Our economy continues lumbering along—it too is in transition. In Maine, much of our culture of work still seems rooted in 1968, rather than 2012. We’re not a resource-based state churning out paper and paper products, or harvesting natural resources like lobster and potatoes any longer. If I approach my next assignment and employment search with the wrong mindset and orientation, I’m doomed to fail. Approaching economic growth with the wrong orientation is also doomed to failure.

Over the past 16 weeks, I aggressively sought out and landed two beneficial assignments. One of them was with Auburn Public Library, assisting current staff with a project designed to raise awareness of the library as a hub for small business owners and entrepreneurs. One of the outcomes involved organizing a public event highlighting these resources, as well as pulling the community’s innovators and entrepreneurs together. Our Entrepreneurs’ Extravaganza took place on Tuesday night.

Nearly 40 people turned out to network, attend one of two workshops (I led one on marketing your small business, which included integrating social media into your marketing mix), and hear Maine entrepreneurial guru and innovator, Don Gooding, as he delivered our keynote.

This was a successful event. I hope it’s the beginning of many similar events for Lewiston-Auburn. There are pockets of entrepreneurial activity and advocacy across the state and connecting these hubs is an important part of economic growth and development for our state.

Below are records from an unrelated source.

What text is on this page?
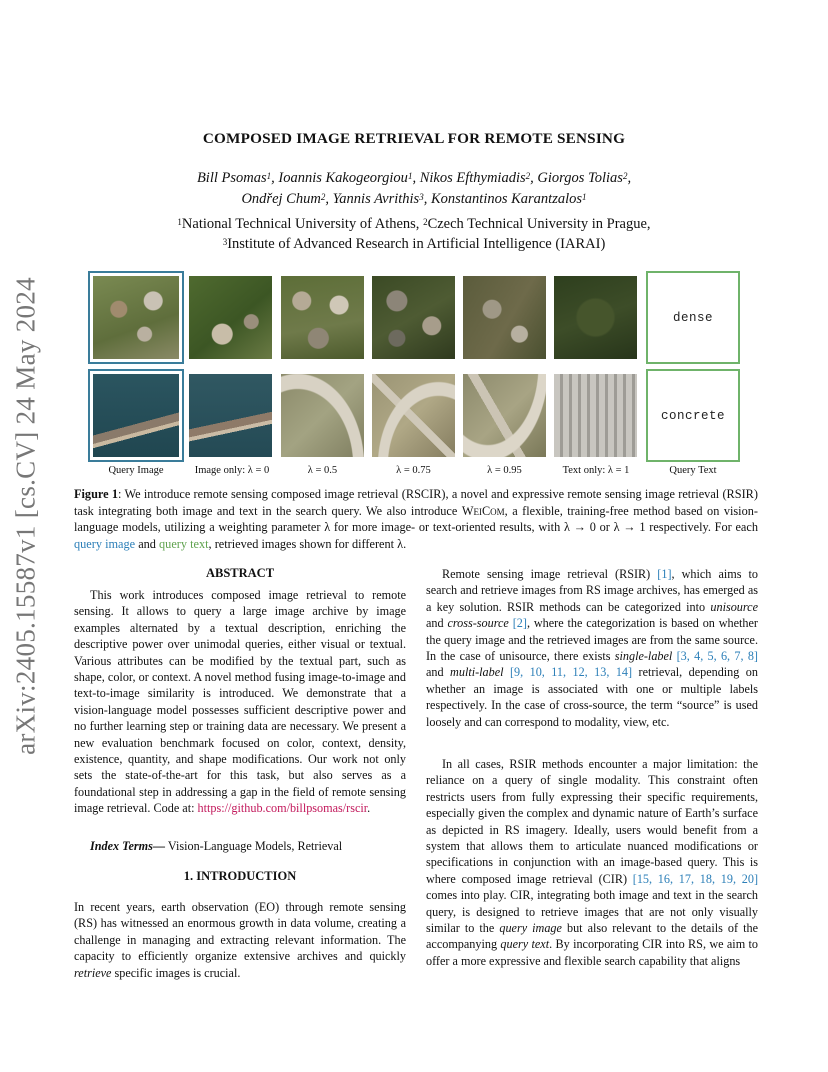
COMPOSED IMAGE RETRIEVAL FOR REMOTE SENSING
Bill Psomas$^1$, Ioannis Kakogeorgiou$^1$, Nikos Efthymiadis$^2$, Giorgos Tolias$^2$,
Ondřej Chum$^2$, Yannis Avrithis$^3$, Konstantinos Karantzalos$^1$
$^1$National Technical University of Athens, $^2$Czech Technical University in Prague,
$^3$Institute of Advanced Research in Artificial Intelligence (IARAI)
arXiv:2405.15587v1 [cs.CV] 24 May 2024	dense
concrete
Query Image	Image only: λ = 0	λ = 0.5	λ = 0.75	λ = 0.95	Text only: λ = 1	Query Text
Figure 1: We introduce remote sensing composed image retrieval (RSCIR), a novel and expressive remote sensing image retrieval (RSIR) task integrating both image and text in the search query. We also introduce WeiCom, a flexible, training-free method based on vision-language models, utilizing a weighting parameter λ for more image- or text-oriented results, with λ → 0 or λ → 1 respectively. For each query image and query text, retrieved images shown for different λ.
ABSTRACT

This work introduces composed image retrieval to remote sensing. It allows to query a large image archive by image examples alternated by a textual description, enriching the descriptive power over unimodal queries, either visual or textual. Various attributes can be modified by the textual part, such as shape, color, or context. A novel method fusing image-to-image and text-to-image similarity is introduced. We demonstrate that a vision-language model possesses sufficient descriptive power and no further learning step or training data are necessary. We present a new evaluation benchmark focused on color, context, density, existence, quantity, and shape modifications. Our work not only sets the state-of-the-art for this task, but also serves as a foundational step in addressing a gap in the field of remote sensing image retrieval. Code at: https://github.com/billpsomas/rscir.

Index Terms— Vision-Language Models, Retrieval

1. INTRODUCTION

In recent years, earth observation (EO) through remote sensing (RS) has witnessed an enormous growth in data volume, creating a challenge in managing and extracting relevant information. The capacity to efficiently organize extensive archives and quickly retrieve specific images is crucial.

Remote sensing image retrieval (RSIR) [1], which aims to search and retrieve images from RS image archives, has emerged as a key solution. RSIR methods can be categorized into unisource and cross-source [2], where the categorization is based on whether the query image and the retrieved images are from the same source. In the case of unisource, there exists single-label [3, 4, 5, 6, 7, 8] and multi-label [9, 10, 11, 12, 13, 14] retrieval, depending on whether an image is associated with one or multiple labels respectively. In the case of cross-source, the term “source” is used loosely and can correspond to modality, view, etc.

In all cases, RSIR methods encounter a major limitation: the reliance on a query of single modality. This constraint often restricts users from fully expressing their specific requirements, especially given the complex and dynamic nature of Earth’s surface as depicted in RS imagery. Ideally, users would benefit from a system that allows them to articulate nuanced modifications or specifications in conjunction with an image-based query. This is where composed image retrieval (CIR) [15, 16, 17, 18, 19, 20] comes into play. CIR, integrating both image and text in the search query, is designed to retrieve images that are not only visually similar to the query image but also relevant to the details of the accompanying query text. By incorporating CIR into RS, we aim to offer a more expressive and flexible search capability that aligns
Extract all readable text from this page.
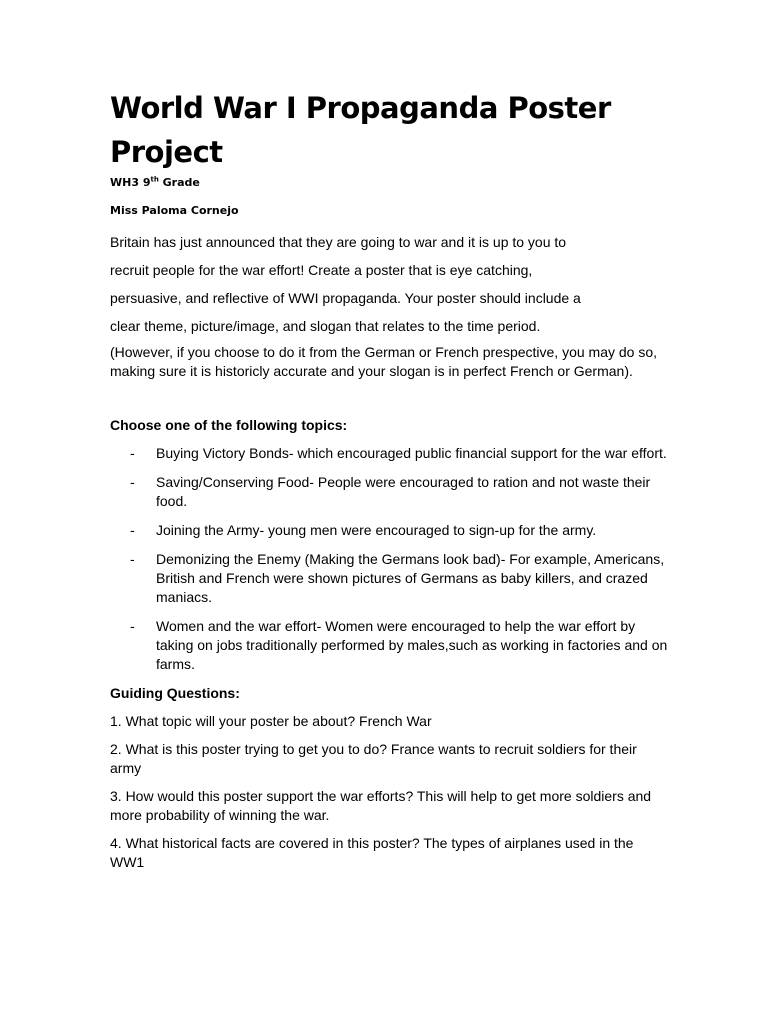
World War I Propaganda Poster Project
WH3 9th Grade
Miss Paloma Cornejo
Britain has just announced that they are going to war and it is up to you to
recruit people for the war effort! Create a poster that is eye catching,
persuasive, and reflective of WWI propaganda. Your poster should include a
clear theme, picture/image, and slogan that relates to the time period.

(However, if you choose to do it from the German or French prespective, you may do so, making sure it is historicly accurate and your slogan is in perfect French or German).

Choose one of the following topics:
- Buying Victory Bonds- which encouraged public financial support for the war effort.
- Saving/Conserving Food- People were encouraged to ration and not waste their food.
- Joining the Army- young men were encouraged to sign-up for the army.
- Demonizing the Enemy (Making the Germans look bad)- For example, Americans, British and French were shown pictures of Germans as baby killers, and crazed maniacs.
- Women and the war effort- Women were encouraged to help the war effort by taking on jobs traditionally performed by males,such as working in factories and on farms.
Guiding Questions:
1. What topic will your poster be about? French War
2. What is this poster trying to get you to do? France wants to recruit soldiers for their army
3. How would this poster support the war efforts? This will help to get more soldiers and more probability of winning the war.
4. What historical facts are covered in this poster? The types of airplanes used in the WW1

One thing that Gooding mentioned in his keynote was that since 1980, nearly 100 percent of the net growth in new jobs has come from small businesses (employing fewer than 5 people) and entrepreneurs starting their own businesses. This intrigues me. If this is true, and the data supports it, why are we still focused on attracting large employers and orienting our economic growth around them? They are no longer engines of economic vitality. Remember I mentioned acting like it was still 1968, earlier?

So how does this tie into my own situation?

Being innovative, focused on my own personal toolkit of skills and core competencies is where my next employment adventure lies. I truly believe this. I’ve already embraced what Pink and many others have been writing and talking about since the first days of the new century.

We’ve entered the second decade of that century and change rolls on, unabated.

I’m prepared for free agency. How are you doing in that department?

 

2 thoughts on “Turning the page (and embracing the future)

  1. I believe you and others just like you Jim are part of a new collective force to bring our nation back to its roots of entrepreneurship. It’s how our country was built but after the industrial revolution the definition and goals of business in America began to change and has brought us to where we are today…corporate giants with big profit goals and no social consciousness. I applaud you and others like you who are pushing the rock off the hill. We will get there!

  2. Thanks, Susan; I appreciate your comment and you are very generous. I’m trying to look to people like Seth Godin, Daniel Pink, and others as models and sages as I figure out what my next employment adventure is going to be.

    There are those days when I ask myself, “are you crazy?” Those days don’t happen often, but there is a sense of working without a net at times.

    I do think that entrepreneurship is essential as we move forward and try to forge a new economy, perhaps one more rooted in local and regional commerce, and less focused on global markets.